Getting Ahead (Scarf) in the World of Business

Senior turns a hobby into an entrepreneurship

Kaitlyn Willard, Features Editor

Photo courtesy of Sebrina Houser

As a young girl, senior Sebrina Houser loved all things arts and crafts. She would draw, paint and even sew. Little did she know, her passion to create would lead her to running her own side business.

Over winter break, Houser used her spare time to make her own hair accessories. She started an Instagram account and spread the word about her creations. She began selling them to people and making a profit.

“I make headbands and headwraps and then I make hair scarves that you can tie around ponytails,” Houser said. “I love the headbands and I would buy some of my own but they were super expensive so I wanted to make them for less.”

Houser not only involves herself with crafts, but music as well. From music to art, Houser has always had an creative bone in her body since she was a child.

“It’s a super big stress reliever for me actually, to just sit down and make stuff,” Houser said. “I think that will be helpful for me to relieve stress throughout my life and then get a cool product out of it. I found any creative outlet I can and had gone for it.”

Although she had always fancied herself with arts and crafts, Houser was first influenced by her grandma who would sew as well. This is where her sewing journey began.

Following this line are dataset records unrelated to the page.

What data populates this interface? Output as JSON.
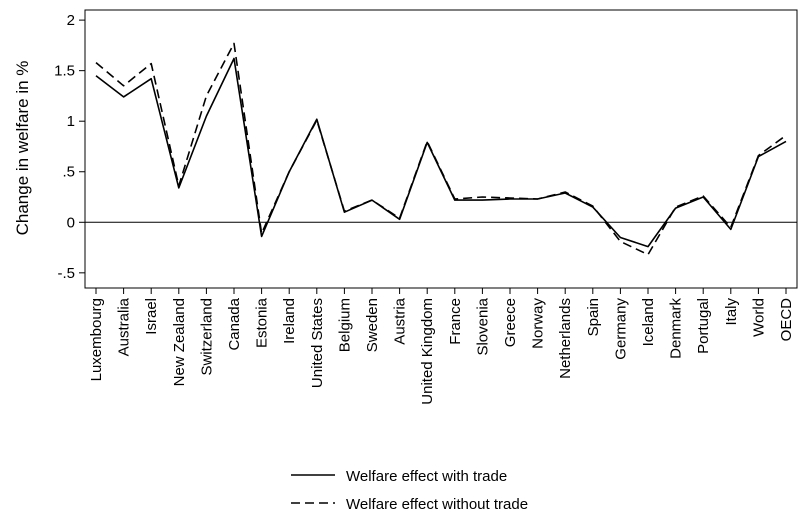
{
  "chart_data": {
    "type": "line",
    "title": "",
    "xlabel": "",
    "ylabel": "Change in welfare in %",
    "ylim": [
      -0.65,
      2.1
    ],
    "yticks": [
      -0.5,
      0,
      0.5,
      1,
      1.5,
      2
    ],
    "ytick_labels": [
      "-.5",
      "0",
      ".5",
      "1",
      "1.5",
      "2"
    ],
    "zero_line": true,
    "grid": false,
    "legend_position": "bottom",
    "categories": [
      "Luxembourg",
      "Australia",
      "Israel",
      "New Zealand",
      "Switzerland",
      "Canada",
      "Estonia",
      "Ireland",
      "United States",
      "Belgium",
      "Sweden",
      "Austria",
      "United Kingdom",
      "France",
      "Slovenia",
      "Greece",
      "Norway",
      "Netherlands",
      "Spain",
      "Germany",
      "Iceland",
      "Denmark",
      "Portugal",
      "Italy",
      "World",
      "OECD"
    ],
    "series": [
      {
        "name": "Welfare effect with trade",
        "style": "solid",
        "color": "#000000",
        "values": [
          1.45,
          1.24,
          1.42,
          0.34,
          1.05,
          1.62,
          -0.14,
          0.5,
          1.02,
          0.1,
          0.22,
          0.03,
          0.79,
          0.22,
          0.22,
          0.23,
          0.23,
          0.29,
          0.15,
          -0.15,
          -0.24,
          0.14,
          0.25,
          -0.07,
          0.65,
          0.8
        ]
      },
      {
        "name": "Welfare effect without trade",
        "style": "dashed",
        "color": "#000000",
        "values": [
          1.58,
          1.35,
          1.57,
          0.36,
          1.25,
          1.77,
          -0.11,
          0.5,
          1.01,
          0.11,
          0.22,
          0.04,
          0.8,
          0.23,
          0.25,
          0.24,
          0.23,
          0.3,
          0.16,
          -0.19,
          -0.32,
          0.15,
          0.26,
          -0.05,
          0.66,
          0.86
        ]
      }
    ]
  }
}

“I started sewing when I was 12 probably,” Houser said. “I saw my grandma do it and I wanted to be able to make me own clothes. I’m a big saver too, and I didn’t want to have to spend as much as I was for what I was getting.”

After putting her sewing hobby to a halt, she regained inspiration to start it up again after taking a sewing class with sewing teacher, Susan Waldron.

“The excitement of doing a class she wouldn’t normally do is good for her,” Waldron said. “It’s problem solving, comprehension of reading, engineering of fabric, measuring accurately and being precise with cutting. I feel that it is a challenge and upperclassmen like to be at a higher level of thinking.”

Mia, Houser’s sister, also helps her with her side business, along with her dad helping occasionally. The strenuous process of making head scarves takes round 20 to 30 minutes each. Sebrina and Mia switch off roles during the procedure. While Sebrina will sew, Mia will iron and vise versa. Although starting at $5, due to how time-consuming is was to make the headbands, Houser raised the price to $10.

Through purchasing and helping, Houser’s friends and family have supported her with this side business. Senior Aislyn Tyler is one who had bought from Houser.

“They’re super cute and can be put perfectly with any outfit,” Tyler said. “Sebrina also means the world to me so every chance I have to support her it’s important for me that I do.”

When Houser finds time in her busy schedule full of Show Choir and other extracurriculars, she continues to create more items for her side business. Although she started with head scarves, she has expanded her items to lanyards, skirts and bags. She continues to learn along the way.

“I think as I learn more, I want to make more things,” Houser said. “It’s a super fun thing and I would encourage people if they have a random hobby they enjoy to go for it.”

Although Houser does not plan to go into business after high school, she wants to continue to make and sell different pieces. Rather than feeling obligated to continue her craft, it is something she enjoys doing in her free time. If there is a sewing machine available to her, she will take advantage if it and use her hobby to her advantage.